Placenta previa is a low-lying placenta that covers part or all of the opening of the cervix. This positioning of the placenta can block the baby's exit from the uterus. As the cervix begins to thin and dilate in preparation for labor, blood vessels that connect the abnormally placed placenta to the uterus may tear, resulting in bleeding. During labor and delivery, bleeding can be severe, endangering mother and baby.
As with placental abruption, placenta previa can result in the birth of a premature baby.
How common is placenta previa?
Placenta previa occurs in about 1 in 200 pregnancies (4).
What are the symptoms of placenta previa?
The most common symptom of placenta previa is painless uterine bleeding during the second half of pregnancy. Women who experience vaginal bleeding in pregnancy should contact their health care provider.
How is placenta previa diagnosed?
An ultrasound examination can diagnose placenta previa and pinpoint the placenta's location. The provider usually avoids doing a vaginal examination when placenta previa is suspected because the examination may trigger heavy bleeding.
Some women who have not experienced vaginal bleeding learn during a routine ultrasound examination that they have a low-lying placenta. A pregnant woman should not be too worried if this happens to her, especially if she is in the first half of pregnancy. More than 90 percent of the time, placenta previa diagnosed in the second trimester corrects itself by term (3, 4).
How is placenta previa treated?
How a woman with placenta previa is treated depends on her stage of pregnancy, the severity of the bleeding and the condition of mother and baby. The goal, whenever possible, is to prolong pregnancy until the baby is at or near full term. Cesarean delivery is recommended for nearly all women with placenta previa because c-sections usually can prevent severe bleeding.
When a woman develops significant bleeding due to placenta previa after about 34 weeks of pregnancy, her provider may recommend a prompt c-section. Babies born after this time usually do well, though some have mild prematurity-related health problems during the newborn period.
Women who develop bleeding as a result of placenta previa before about 34 weeks are generally admitted to the hospital, where they can be monitored closely. If tests show that mother and baby are doing well, the provider will probably attempt to prolong the pregnancy.

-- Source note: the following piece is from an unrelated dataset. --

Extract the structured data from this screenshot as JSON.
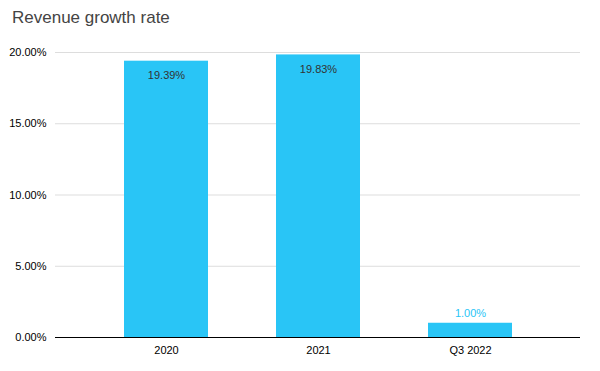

In some cases, when there has been a significant amount of bleeding, the mother may be treated with blood transfusions. She also will be treated with corticosteroid drugs if she is likely to deliver before 34 weeks.
Some women are able to go home after bleeding stops, but others must remain in the hospital until delivery. At 36 to 37 weeks, if she hasn't delivered, the provider may suggest a test of the amniotic fluid (obtained by amniocentesis) to see if the baby's lungs are mature. If they are, the provider will likely recommend a c-section at that time to prevent risks associated with any future bleeding episodes.
At any stage of pregnancy, a prompt c-section may be necessary if the mother develops dangerously heavy bleeding, or if mother or baby is having difficulties.
What causes placenta previa?
The cause of placenta previa is unknown. However, certain factors can increase a woman's risk (3, 4):
- Cigarette smoking
- Cocaine use
- Being more than 35 years of age
- Second or later pregnancy
- Previous uterine surgery, including a c-section; a D&C (dilation and curettage, in which the lining of the uterus is scraped), which is often done following a miscarriage or during an abortion
- Pregnant with twins, triplets or more
What is the risk of placenta previa happening again in another pregnancy?
A woman who has had a placenta previa in a previous pregnancy has a 2 to 3 percent chance of a recurrence (3).
Can a woman reduce her risk for placenta previa?
There is no way to prevent placenta previa. However, a woman may be able to reduce her risk by avoiding using cigarettes and cocaine. She also may be able to reduce her risk in future pregnancies by avoiding having an elective c-section (i.e., a c-section scheduled for convenience), unless there is a medical reason.